At age 7, I transitioned to a traditional “hearing” elementary school which also provided a program for the deaf. This was my first experience with formal sign-language. While I participated in the deaf program, I relied more on my lip-reading skills and quickly mainstreamed to regular “hearing” classes where I did not have an interpreter; in fact, I did not use an interpreter throughout my middle and high school years. I went on to attend college at Ringling College of Art and Design as an Illustration major and was bestowed the honor of being Ringling’s first-ever deaf graduate to receive a Bachelor of Fine Arts degree. 

Though I had always been creative, it wasn’t until high school that I fell in love with art. I had found an escape from silence.  With the movement of my painting instruments- a brush, palette knife, fingers—  the vivid colors and shapes— abstract or sharp— art became,  for me, sound. 

Becoming a professional artist was not a decision, it was, and remains, the medium of my soul.

I have worked professionally since 2002, opening my own gallery and frame shop when I was 28 years old, which is still thriving from our home in Gretna, LA where I live with my husband and our 2 young children.
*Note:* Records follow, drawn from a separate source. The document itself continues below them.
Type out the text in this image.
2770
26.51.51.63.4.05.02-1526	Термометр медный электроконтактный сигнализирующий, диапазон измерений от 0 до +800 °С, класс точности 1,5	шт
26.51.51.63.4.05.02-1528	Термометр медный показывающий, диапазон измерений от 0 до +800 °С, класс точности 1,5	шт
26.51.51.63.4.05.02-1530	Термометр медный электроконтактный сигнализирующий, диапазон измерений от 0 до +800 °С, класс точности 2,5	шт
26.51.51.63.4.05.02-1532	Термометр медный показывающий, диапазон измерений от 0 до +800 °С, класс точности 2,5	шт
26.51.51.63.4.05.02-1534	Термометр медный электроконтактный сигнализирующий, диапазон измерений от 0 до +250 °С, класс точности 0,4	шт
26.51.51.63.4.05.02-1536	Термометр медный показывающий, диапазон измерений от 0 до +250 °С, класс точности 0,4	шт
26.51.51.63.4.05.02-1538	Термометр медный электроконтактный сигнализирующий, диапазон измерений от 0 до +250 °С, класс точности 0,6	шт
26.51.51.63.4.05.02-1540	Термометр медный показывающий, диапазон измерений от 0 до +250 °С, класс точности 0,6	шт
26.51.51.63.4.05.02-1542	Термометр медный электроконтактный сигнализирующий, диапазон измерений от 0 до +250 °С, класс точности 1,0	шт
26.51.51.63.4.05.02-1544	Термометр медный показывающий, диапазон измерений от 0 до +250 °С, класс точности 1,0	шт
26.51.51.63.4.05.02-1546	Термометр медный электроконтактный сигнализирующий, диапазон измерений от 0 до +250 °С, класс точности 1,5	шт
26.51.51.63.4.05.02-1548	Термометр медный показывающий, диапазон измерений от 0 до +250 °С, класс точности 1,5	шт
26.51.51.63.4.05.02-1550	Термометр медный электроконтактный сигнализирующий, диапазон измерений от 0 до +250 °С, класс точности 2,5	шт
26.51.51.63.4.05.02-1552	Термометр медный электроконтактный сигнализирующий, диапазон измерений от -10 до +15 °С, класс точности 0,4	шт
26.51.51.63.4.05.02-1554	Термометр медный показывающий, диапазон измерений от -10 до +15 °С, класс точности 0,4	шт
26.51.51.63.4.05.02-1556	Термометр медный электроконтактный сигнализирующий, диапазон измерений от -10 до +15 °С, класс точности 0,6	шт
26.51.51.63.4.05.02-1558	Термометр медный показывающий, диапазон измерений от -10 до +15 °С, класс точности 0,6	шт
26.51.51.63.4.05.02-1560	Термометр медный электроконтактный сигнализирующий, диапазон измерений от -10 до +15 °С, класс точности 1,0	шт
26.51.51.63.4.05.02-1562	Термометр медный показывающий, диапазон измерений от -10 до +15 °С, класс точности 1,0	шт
I would say one of my greatest challenges, not only in my private life as a deaf person but even more so as a professional, is misinterpretation of my demeanor. Some find me aloof but this is truly and simply a language barrier— one without sound—  and the very reason I strive to excel at what I do; where I inevitably stumble in the hearing world,  I turn to personal expression through art. I can characterize being deaf as one would imagine being in a bubble - floating around, encapsulated in silence, not fully understanding (and wondering!) what is being said.  The silence of being "left out" can be lonely at times but these challenges bring me back-- connect me-- to my art.  I realize the importance of communicating and therefore I strive to express myself through my work. Giving and — in a way, also receiving — love through my art drives me to keep creating… this is the symbolism of the heart — the universal symbol of love— found in my signature and often hidden throughout my artwork, exemplifies all that I am; my true intentions and desire to share and communicate, and have others see sounds and hear colors as I do.”